US B-schools losing lustre for Indians

Discussion in 'Economics' started by Yuvrajjj, Nov 16, 2010.

  1. B schools are now over-rated. The market is saturated. Plenty of unemployed MBA's with Experience.

    Mumbia isn't that big of a place to absorb all of the "Indian" MBAs. So, they would have to look at England, Dubai and the US.

    Being in the Private Equity, I see a huge shift away from newer MBA types. Many smaller, private firms are looking for "Movers and Shakers". Guys that can negoitate and sale. Not someone who has spent 2 years in school on "Theory".

    The entire Private Equity Industry is in a huge overhaul mode and it is far more competitive to get a job in 2010/11 than in 2000.

    Like most industries....Private Equity has cut the fat and is becoming a lean and mean machine.

    Banks are spinning off their Private Equity/Trading groups per the new Regs.

    Unless your a Managment MBA and wana run a "Distribution Center" for Wallmart or Granger..... The "Sexness" of an MBA is gone IMHO and so are the abundent job Openings. Unless you move to Asia.
  2. jokepie


  3. paid in Ruppia or Euro or USD?


    hey, see the episode on Trump's Apprentice?

    "want me to read an email?". "Annan?, want me to read an email"?

    "go ahead, Mr. Trump"
  4. mahadiga


    You don't need MBA if you're rich and connected.
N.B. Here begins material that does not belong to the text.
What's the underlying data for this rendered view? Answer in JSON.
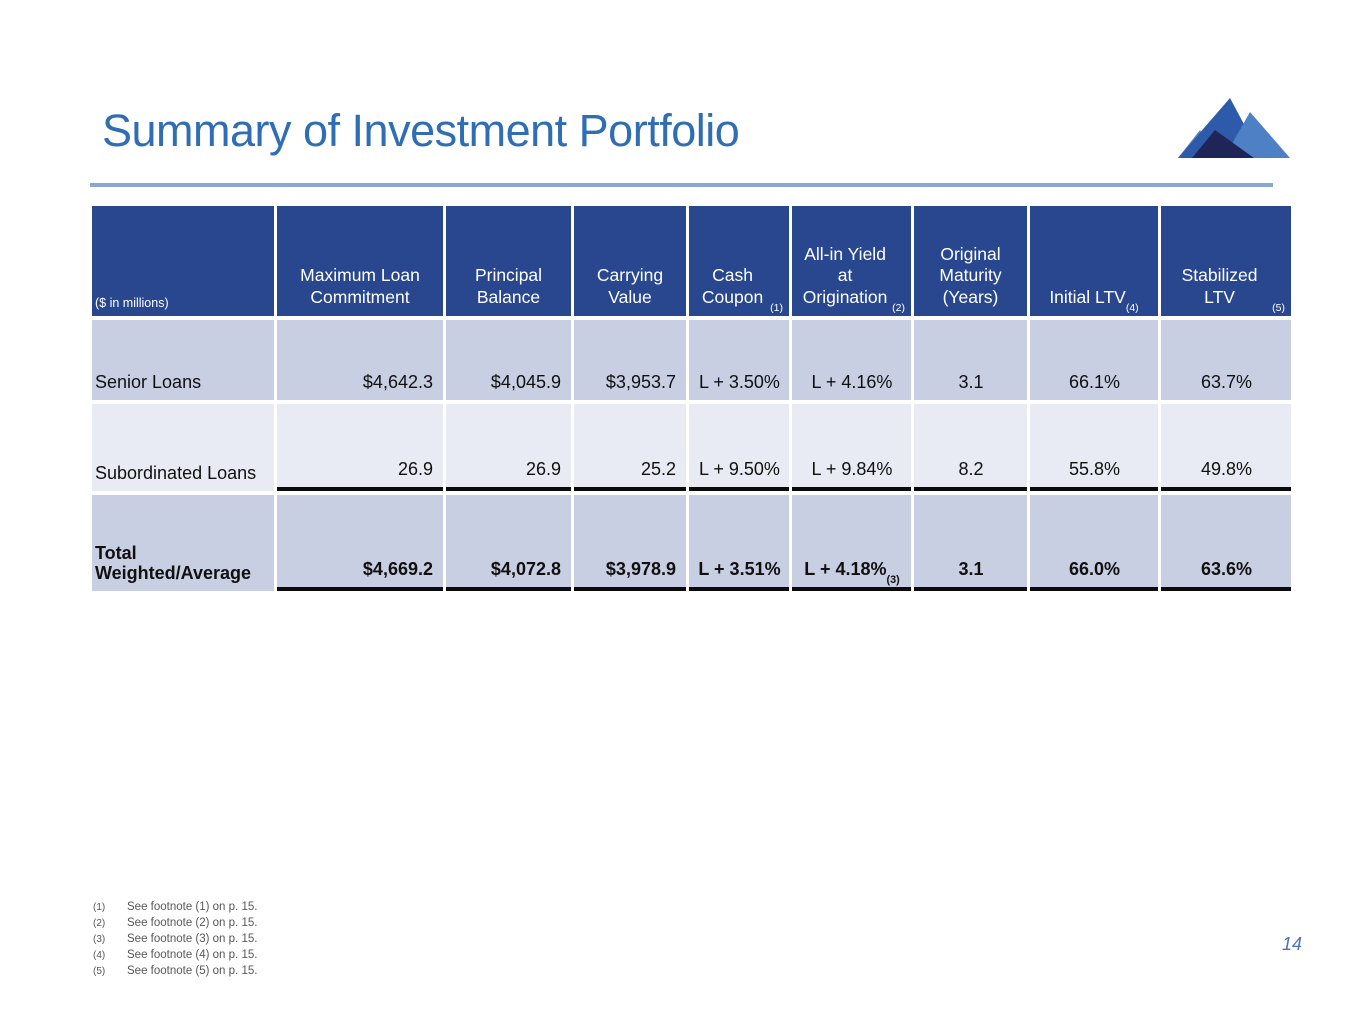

  5. profound statement, do you have one already?, to know the worth and value?

    one can only gain entry into doors that are unlocked when opened with certain degrees,

    then upon entry and being able to have sufficient performance to justify why thee instead of someone-else has that position, can one begin to understand the worth and value of the degree,

    both the process, the development, the learning curve, the maturation factors and the overall growth

    in a word,

    why are most of the failures on Trump's Apprentice, B-school grads?

    or more accurately, why do most of those who last for the majority of the episodes end up having had an advanced degree?

    and the logical opposite question, why do most of those fired early on in the selection process not come with advanced degrees and experience having used them?